Bailey groaned and tried to sit up. He couldn’t. “Son of a bitch! I’m all tied up!”

“Yep.” Maribeth pointed the Colt at his chest. “You’re tied up, and you’re gonna stay that way until you direct us back to town. Our knots are real good, too. Better than yours. Papa taught us. You’ll be wasting your time if you try to work them loose.”

“You!” He gasped. “The three of you! The McBride Menaces.” Lying on his stomach, the rancher moaned pitiably against the bed of the wagon. “Oh, no. Not you. I thought last night was all a dream, a nightmare.”

“It was a nightmare,” Maribeth snapped. “Our nightmare. You kidnapped us, Mr. Big Jack, and you got us lost. That was not a smart thing to do. Now you have to tell us how to get home.”

“Kidnapped? Oh Lord, the curse!” The big man actually blubbered. “Listen to me, girls. I didn’t mean to. It was all an accident. I never intended to have anything to do with your family again.”

At his reaction, Emma relaxed a little bit. “Then why did you do it?”
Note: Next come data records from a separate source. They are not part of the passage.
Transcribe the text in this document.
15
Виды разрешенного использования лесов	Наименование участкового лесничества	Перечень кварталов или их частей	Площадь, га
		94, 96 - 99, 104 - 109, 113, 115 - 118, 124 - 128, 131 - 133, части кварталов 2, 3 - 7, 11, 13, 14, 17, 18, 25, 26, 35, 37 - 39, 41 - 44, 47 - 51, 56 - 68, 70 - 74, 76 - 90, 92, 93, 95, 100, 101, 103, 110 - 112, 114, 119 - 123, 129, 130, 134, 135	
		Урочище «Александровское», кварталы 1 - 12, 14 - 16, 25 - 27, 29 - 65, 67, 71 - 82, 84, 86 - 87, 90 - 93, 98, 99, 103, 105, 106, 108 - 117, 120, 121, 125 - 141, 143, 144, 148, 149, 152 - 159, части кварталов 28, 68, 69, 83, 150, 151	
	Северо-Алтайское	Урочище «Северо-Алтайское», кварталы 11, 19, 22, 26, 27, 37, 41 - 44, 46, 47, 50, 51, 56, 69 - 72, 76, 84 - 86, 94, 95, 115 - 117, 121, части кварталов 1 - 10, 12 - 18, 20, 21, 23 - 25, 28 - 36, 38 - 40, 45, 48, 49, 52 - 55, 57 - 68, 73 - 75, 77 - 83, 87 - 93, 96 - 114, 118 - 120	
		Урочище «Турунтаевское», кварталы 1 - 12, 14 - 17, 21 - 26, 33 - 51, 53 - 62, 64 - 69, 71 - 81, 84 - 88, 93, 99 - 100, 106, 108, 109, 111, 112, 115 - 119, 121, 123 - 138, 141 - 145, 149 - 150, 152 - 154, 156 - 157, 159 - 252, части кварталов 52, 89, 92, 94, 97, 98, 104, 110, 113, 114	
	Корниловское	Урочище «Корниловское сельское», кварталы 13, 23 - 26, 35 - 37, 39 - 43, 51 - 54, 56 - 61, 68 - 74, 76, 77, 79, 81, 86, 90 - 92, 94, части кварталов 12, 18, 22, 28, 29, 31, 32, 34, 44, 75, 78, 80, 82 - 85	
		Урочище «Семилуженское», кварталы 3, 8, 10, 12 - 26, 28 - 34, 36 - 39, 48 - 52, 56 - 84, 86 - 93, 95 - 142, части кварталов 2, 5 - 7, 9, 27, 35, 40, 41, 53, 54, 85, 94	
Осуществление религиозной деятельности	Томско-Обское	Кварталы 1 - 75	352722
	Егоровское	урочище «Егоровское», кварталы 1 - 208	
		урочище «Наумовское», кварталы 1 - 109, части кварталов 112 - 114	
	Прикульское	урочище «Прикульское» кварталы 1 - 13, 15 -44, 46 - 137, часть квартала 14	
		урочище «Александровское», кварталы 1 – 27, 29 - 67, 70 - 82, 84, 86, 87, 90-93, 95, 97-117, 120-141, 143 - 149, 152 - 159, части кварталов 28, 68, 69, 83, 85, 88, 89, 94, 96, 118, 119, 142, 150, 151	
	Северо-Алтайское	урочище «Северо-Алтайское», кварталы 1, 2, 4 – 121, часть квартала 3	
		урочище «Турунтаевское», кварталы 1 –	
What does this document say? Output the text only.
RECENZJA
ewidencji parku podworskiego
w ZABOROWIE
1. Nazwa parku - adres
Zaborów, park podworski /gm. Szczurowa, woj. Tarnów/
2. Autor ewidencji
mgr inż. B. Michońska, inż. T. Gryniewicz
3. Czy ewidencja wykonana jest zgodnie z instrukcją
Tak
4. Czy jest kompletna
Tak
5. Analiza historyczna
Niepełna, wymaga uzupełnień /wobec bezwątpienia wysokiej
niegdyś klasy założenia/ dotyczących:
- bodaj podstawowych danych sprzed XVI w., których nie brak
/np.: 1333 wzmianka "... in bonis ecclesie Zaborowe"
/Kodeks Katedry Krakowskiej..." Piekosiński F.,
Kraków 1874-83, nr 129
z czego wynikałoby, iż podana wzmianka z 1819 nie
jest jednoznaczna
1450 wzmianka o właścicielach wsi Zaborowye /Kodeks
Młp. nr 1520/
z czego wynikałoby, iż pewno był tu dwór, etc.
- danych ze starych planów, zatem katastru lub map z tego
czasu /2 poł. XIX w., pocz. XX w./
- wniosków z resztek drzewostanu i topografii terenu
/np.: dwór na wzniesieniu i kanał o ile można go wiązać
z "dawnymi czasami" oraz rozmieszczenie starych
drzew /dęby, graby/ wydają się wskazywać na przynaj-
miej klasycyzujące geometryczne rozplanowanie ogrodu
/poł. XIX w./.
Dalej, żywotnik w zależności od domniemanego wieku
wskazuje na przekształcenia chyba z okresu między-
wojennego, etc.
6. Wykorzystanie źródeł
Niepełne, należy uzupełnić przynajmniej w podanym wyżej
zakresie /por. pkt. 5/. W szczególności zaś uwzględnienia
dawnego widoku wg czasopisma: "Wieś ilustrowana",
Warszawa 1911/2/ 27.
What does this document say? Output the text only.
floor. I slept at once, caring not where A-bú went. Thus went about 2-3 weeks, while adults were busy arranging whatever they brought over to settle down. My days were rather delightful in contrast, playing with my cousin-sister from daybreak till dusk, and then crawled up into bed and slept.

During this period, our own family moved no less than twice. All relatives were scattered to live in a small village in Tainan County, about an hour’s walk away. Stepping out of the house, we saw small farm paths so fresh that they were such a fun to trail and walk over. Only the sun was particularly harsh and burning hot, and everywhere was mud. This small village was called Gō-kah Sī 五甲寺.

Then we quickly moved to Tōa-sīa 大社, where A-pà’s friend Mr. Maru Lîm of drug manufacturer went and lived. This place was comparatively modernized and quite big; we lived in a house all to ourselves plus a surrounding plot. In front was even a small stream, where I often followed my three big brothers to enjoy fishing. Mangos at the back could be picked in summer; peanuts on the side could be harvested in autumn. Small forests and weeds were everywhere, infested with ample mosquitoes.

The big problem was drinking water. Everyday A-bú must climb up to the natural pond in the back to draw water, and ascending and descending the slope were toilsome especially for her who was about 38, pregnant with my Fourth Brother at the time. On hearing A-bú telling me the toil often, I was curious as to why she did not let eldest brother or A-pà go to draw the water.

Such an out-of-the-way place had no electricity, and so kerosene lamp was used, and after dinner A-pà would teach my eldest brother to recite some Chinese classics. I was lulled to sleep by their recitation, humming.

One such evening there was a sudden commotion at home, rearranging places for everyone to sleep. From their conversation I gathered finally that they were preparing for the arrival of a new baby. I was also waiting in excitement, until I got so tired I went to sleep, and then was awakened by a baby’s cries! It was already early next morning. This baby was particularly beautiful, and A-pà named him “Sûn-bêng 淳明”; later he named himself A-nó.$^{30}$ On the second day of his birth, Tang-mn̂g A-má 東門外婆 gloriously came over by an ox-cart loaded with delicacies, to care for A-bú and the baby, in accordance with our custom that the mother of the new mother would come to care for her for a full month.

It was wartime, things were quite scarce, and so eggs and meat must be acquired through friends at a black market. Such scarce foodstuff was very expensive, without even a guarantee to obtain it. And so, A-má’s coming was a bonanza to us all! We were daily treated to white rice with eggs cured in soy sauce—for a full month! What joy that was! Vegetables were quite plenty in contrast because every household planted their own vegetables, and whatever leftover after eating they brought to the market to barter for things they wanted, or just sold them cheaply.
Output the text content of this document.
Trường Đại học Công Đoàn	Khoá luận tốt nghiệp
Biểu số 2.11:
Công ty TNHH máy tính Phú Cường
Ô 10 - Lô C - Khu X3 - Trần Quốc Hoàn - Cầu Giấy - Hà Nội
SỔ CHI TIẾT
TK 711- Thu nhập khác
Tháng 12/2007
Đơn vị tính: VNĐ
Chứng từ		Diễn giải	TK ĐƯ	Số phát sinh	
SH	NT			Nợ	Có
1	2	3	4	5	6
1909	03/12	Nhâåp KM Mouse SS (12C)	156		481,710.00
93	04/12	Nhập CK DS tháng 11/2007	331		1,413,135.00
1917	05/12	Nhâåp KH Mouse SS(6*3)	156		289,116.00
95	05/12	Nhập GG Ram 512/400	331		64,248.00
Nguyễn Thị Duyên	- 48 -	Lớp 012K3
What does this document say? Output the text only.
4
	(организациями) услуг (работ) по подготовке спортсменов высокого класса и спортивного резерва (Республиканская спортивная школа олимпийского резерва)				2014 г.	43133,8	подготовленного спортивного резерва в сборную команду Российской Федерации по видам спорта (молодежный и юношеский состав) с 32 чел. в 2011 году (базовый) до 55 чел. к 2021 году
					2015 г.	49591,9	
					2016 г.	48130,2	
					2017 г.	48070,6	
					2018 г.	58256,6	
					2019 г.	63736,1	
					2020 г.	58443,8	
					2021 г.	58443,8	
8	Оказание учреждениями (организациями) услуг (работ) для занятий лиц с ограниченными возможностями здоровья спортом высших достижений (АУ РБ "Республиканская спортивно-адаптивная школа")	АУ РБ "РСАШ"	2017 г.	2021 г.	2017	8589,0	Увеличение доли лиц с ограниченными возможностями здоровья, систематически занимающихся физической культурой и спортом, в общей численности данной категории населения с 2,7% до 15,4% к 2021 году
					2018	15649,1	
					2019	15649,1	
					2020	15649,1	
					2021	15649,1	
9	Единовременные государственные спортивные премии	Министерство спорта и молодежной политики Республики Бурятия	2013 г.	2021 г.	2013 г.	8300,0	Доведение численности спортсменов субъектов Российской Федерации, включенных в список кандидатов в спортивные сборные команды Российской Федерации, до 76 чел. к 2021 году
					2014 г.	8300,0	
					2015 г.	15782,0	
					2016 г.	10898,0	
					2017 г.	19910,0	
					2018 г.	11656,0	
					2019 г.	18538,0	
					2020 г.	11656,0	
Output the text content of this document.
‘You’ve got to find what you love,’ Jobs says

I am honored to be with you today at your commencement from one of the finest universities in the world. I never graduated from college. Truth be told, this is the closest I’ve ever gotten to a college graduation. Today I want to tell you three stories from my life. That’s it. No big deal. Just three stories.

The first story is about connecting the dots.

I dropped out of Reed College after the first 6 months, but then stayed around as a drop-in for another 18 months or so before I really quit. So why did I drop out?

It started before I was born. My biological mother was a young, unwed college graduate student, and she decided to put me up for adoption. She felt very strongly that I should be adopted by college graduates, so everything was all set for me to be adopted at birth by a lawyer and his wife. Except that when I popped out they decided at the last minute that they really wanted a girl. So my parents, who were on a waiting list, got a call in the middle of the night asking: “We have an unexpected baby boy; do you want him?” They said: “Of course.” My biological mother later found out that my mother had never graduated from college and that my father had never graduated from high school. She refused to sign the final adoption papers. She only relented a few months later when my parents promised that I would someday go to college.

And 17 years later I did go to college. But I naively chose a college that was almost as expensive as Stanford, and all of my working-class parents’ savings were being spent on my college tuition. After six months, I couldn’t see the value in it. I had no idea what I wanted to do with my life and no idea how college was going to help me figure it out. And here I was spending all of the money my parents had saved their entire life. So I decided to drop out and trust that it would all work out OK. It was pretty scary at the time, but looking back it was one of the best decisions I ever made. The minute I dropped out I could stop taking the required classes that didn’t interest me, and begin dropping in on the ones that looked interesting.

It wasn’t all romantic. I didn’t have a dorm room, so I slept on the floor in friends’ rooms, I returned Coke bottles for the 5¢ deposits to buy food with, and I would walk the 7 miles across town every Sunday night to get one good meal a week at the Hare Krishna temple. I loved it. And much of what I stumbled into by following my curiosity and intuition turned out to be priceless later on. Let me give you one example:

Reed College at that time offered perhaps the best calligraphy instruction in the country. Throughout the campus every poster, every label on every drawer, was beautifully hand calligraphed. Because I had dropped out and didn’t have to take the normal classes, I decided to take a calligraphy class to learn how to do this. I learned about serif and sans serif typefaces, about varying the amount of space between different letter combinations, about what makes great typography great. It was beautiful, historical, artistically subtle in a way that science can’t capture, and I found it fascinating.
“I don’t know! I don’t remember.” Bailey lifted his head, and his wild eyes met her gaze. “Wait a minute. Yes, I do. I remember now. I looked at the moon through the bushes. That’s what did it I drank a little too much down at the Snake Pit and I was walking it oft when I slipped and fell. There it was—the moon shining through the holly. That’s what brought on the bad luck.”

“Bad luck?” Maribeth frowned in confusion.

“Getting tangled up with the likes of the McBride Menaces,” he moaned. “I no sooner climbed to my feet than the three of you appeared.”

Emma’s mouth dropped open as she eyed Big Jack incredulously. He was well known for being the most superstitious person in a superstitious town, but moon shining through holly bringing bad luck? How ridiculous!